Au Texas, par exemple, la 11e législature introduisit les Black Codes en 1866. Cela d'une part pour confirmer le statut d'infériorité que les Noirs et les esclaves émancipés avaient avant la guerre du Texas et d'autre part, pour contrôler le travail des Noirs dans la société.

Le législateur, en amendant le code pénal en 1866, n'a fait que renforcer la barrière continue entre les Blancs et les Noirs en décrétant Noirs tous ceux qui avaient au moins 1/8e de sang africain dans les veines, sous réserve de dispositions particulières légales.

Les Black Codes entrés en application juste après la guerre de Sécession, même s'ils variaient d'un État à un autre, visaient l'objectif de s'assurer en permanence une main-d'œuvre à bon marché et ont donc contribué à pérenniser le statut d'infériorité des esclaves affranchis. Les Black Codes trouvaient leurs fondements dans les anciennes lois sur les esclaves.

Le Ku Klux Klan

.            Le Ku Klux Klan (le KKK ou Klan), fondé le 24 décembre 1865, est une organisation suprématiste blanche protestante. Classée à l'extrême-droite sur l'échiquier politique américain, elle n'a cependant jamais été un parti politique, mais une organisation de défense ou de lobbying des intérêts et des préjugés des éléments traditionalistes et xénophobes de certains Blancs protestants, les White Anglo-Saxon Protestant (WASP) qui se revendiquent en tant que communauté « ethnico-religieuse » et appuient leur revendication d'une « suprématie blanche » sur une interprétation très particulière de la Genèse (très présente dans la « Bible belt ») et sur les doctrines racistes de l'anthropologie du XIXe siècle.
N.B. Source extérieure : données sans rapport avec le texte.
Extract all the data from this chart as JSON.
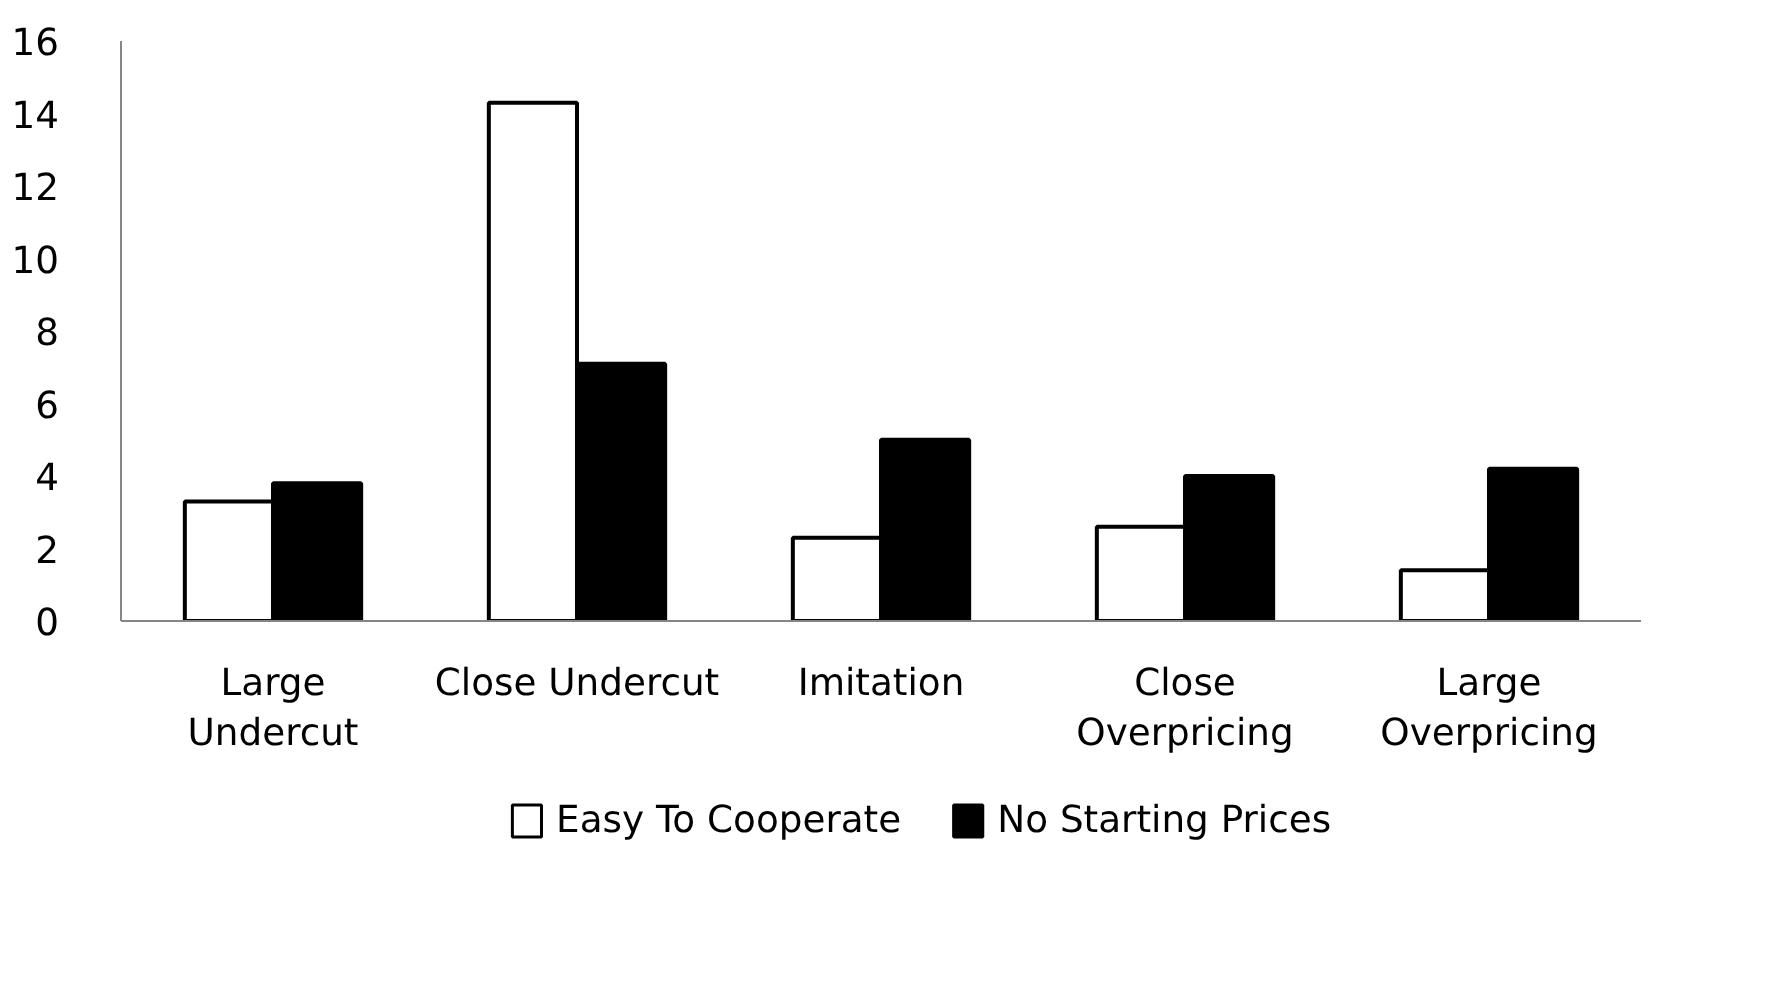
{
  "chart_data": {
    "type": "bar",
    "categories": [
      "Large\nUndercut",
      "Close Undercut",
      "Imitation",
      "Close\nOverpricing",
      "Large\nOverpricing"
    ],
    "series": [
      {
        "name": "Easy To Cooperate",
        "color": "#ffffff",
        "values": [
          3.3,
          14.3,
          2.3,
          2.6,
          1.4
        ]
      },
      {
        "name": "No Starting Prices",
        "color": "#000000",
        "values": [
          3.8,
          7.1,
          5.0,
          4.0,
          4.2
        ]
      }
    ],
    "ylim": [
      0,
      16
    ],
    "yticks": [
      0,
      2,
      4,
      6,
      8,
      10,
      12,
      14,
      16
    ],
    "grid": false,
    "legend": "bottom"
  }
}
Le Ku Klux Klan prône schématiquement la suprématie de la «race» américaine blanche sur les autres «races»: - Noirs (descendants des anciens esclaves), - Asiatiques (immigrés chinois et japonais), - la communauté Arabe, - Hispaniques (Mexicains, Cubains, Portoricains et autres peuples issus d'Amérique latine), ainsi que généralement l'antisémitisme, l'anticatholicisme (ici sont surtout visés les immigrés d'obédience catholique : Polonais, Italiens, Irlandais et Français), l'anti-orthodoxie (ici sont visés les levantins et les Européens orientaux tels les Grecs, Roumains, Yougoslaves, Russes ou Ukrainiens...), l'anticommunisme et l'homophobie. Il est d'abord conservateur et xénophobe. Dans une large mesure, il est aussi très anti-centraliste (très hostile à ce qu'il considère comme des empiètements des autorités fédérales sur les droits des États) et plutôt isolationniste en politique étrangère.

Le Ku Klux Klan est primitivement issu de la défaite et de l'occupation des onze États sécessionnistes de l'Union en 1860-1861 et membres des États confédérés d'Amérique (CSA), territoire familièrement appelé Dixieland par les troupes fédérales.

Il renaît beaucoup plus tard au moment de la Première Guerre mondiale, mais cette fois-ci sous la forme d'une association légale et culturelle, ouverte à tous les WASP, du Nord comme du Sud, désireux de défendre les valeurs qu'ils considèrent comme fondamentales de la « Nation blanche » américaine.

Le second Ku Klux Klan disparaît officiellement en 1944.